Authentication Middleware

import { NextRequest, NextResponse } from "next/server";
import { ISignal } from "icetea-middleware";

export const authMiddleware = {
  name: "auth",
  route: (request: NextRequest) => {
    const protectedPaths = ["/dashboard", "/profile", "/admin"];
    return protectedPaths.some((path) =>
      request.nextUrl.pathname.startsWith(path),
    );
  },
  executor: async (
    request: NextRequest,
    response: NextResponse,
    signal: ISignal,
  ) => {
    const token = request.cookies.get("session-token");

    if (!token) {
      signal.set();
      return NextResponse.redirect(new URL("/login", request.url));
    }

    return response;
  },
};

Rate Limiting Middleware

import { NextRequest, NextResponse } from "next/server";
import { ISignal } from "icetea-middleware";

const rateLimit = new Map<string, { count: number; timestamp: number }>();

export const rateLimitMiddleware = {
  name: "rate-limit",
  route: (request: NextRequest) => request.nextUrl.pathname.startsWith("/api"),
  executor: async (
    request: NextRequest,
    response: NextResponse,
    signal: ISignal,
  ) => {
    const ip = request.ip ?? "unknown";
    const now = Date.now();
    const windowMs = 60_000; // 1 minute
    const maxRequests = 100;

    const entry = rateLimit.get(ip);

    if (!entry || now - entry.timestamp > windowMs) {
      rateLimit.set(ip, { count: 1, timestamp: now });
      return response;
    }

    entry.count++;

    if (entry.count > maxRequests) {
      signal.set();
      return new NextResponse("Too Many Requests", { status: 429 });
    }

    return response;
  },
};

How It Works

  1. InitializationMiddlewareWrapper is instantiated with the incoming NextRequest.
  2. Registration – Middlewares are registered via register().
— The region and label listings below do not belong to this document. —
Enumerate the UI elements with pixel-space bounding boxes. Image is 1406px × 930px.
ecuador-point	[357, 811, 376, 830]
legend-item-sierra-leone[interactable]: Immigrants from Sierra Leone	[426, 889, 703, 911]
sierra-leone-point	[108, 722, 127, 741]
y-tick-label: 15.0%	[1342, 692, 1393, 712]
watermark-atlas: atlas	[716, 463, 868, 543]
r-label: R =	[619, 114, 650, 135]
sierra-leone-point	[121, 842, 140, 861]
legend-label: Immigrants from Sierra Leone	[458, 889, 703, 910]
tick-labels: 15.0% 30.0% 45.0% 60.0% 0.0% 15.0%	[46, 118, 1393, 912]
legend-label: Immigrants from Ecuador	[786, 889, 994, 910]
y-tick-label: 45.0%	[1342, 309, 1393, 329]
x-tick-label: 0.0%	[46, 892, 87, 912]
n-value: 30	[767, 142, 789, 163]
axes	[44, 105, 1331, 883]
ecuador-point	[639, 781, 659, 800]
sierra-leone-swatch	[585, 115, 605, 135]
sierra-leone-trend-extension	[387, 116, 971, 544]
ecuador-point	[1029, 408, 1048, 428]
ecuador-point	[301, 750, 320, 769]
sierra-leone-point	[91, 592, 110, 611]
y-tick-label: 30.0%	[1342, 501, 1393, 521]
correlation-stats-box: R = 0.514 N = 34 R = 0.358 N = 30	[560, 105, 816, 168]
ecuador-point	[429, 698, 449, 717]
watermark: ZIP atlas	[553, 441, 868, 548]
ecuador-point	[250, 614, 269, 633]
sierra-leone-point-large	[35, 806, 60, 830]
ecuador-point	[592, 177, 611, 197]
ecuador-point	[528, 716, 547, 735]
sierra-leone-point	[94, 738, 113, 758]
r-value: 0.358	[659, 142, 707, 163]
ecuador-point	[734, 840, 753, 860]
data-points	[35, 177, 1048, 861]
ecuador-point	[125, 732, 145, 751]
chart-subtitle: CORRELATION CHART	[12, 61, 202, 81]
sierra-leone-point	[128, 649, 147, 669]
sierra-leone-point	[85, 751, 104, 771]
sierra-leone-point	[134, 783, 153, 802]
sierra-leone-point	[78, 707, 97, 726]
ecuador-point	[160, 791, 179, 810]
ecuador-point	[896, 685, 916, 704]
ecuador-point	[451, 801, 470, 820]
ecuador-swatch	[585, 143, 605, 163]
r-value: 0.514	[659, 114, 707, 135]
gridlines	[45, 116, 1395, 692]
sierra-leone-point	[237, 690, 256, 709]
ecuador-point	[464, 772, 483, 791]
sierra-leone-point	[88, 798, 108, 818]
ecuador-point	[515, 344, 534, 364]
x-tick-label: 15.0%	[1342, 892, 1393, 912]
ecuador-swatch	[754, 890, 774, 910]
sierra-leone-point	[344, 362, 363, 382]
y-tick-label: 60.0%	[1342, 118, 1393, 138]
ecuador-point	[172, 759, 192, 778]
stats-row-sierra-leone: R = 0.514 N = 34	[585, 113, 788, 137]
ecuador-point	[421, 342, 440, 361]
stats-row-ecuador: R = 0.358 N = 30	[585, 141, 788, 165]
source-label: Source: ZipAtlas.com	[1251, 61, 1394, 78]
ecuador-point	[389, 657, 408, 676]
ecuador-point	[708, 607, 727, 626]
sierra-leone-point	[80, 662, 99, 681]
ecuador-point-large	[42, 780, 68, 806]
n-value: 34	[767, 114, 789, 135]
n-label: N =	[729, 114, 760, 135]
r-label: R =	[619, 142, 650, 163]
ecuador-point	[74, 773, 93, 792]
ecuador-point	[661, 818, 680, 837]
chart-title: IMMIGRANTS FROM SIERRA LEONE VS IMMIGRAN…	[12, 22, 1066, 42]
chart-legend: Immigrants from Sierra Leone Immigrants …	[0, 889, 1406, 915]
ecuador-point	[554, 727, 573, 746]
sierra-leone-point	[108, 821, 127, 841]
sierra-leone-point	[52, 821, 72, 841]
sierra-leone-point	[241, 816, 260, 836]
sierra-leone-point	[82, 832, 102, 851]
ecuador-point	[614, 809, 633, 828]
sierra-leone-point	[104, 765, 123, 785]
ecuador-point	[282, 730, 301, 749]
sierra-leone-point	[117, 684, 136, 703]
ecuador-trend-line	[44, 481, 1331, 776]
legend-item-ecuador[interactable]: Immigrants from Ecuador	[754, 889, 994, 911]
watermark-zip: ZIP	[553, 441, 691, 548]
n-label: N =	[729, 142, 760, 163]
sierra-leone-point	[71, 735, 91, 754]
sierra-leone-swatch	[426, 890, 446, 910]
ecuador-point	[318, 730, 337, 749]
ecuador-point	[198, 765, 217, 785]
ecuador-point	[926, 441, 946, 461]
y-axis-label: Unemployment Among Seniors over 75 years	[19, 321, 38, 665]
They are split into two groups:
    • Core middlewares (route: boolean) – Always executed.
    • Route middlewares (route: function) – Executed only when the route function returns true for the current request.
  3. Executionexecute() runs each middleware in order, passing the request, current response, and a Signal instance.
  4. Early Termination – If any middleware calls signal.set(), the pipeline stops immediately and returns the current response.
  5. Response – If execution completes without interruption, the default NextResponse.next() is returned.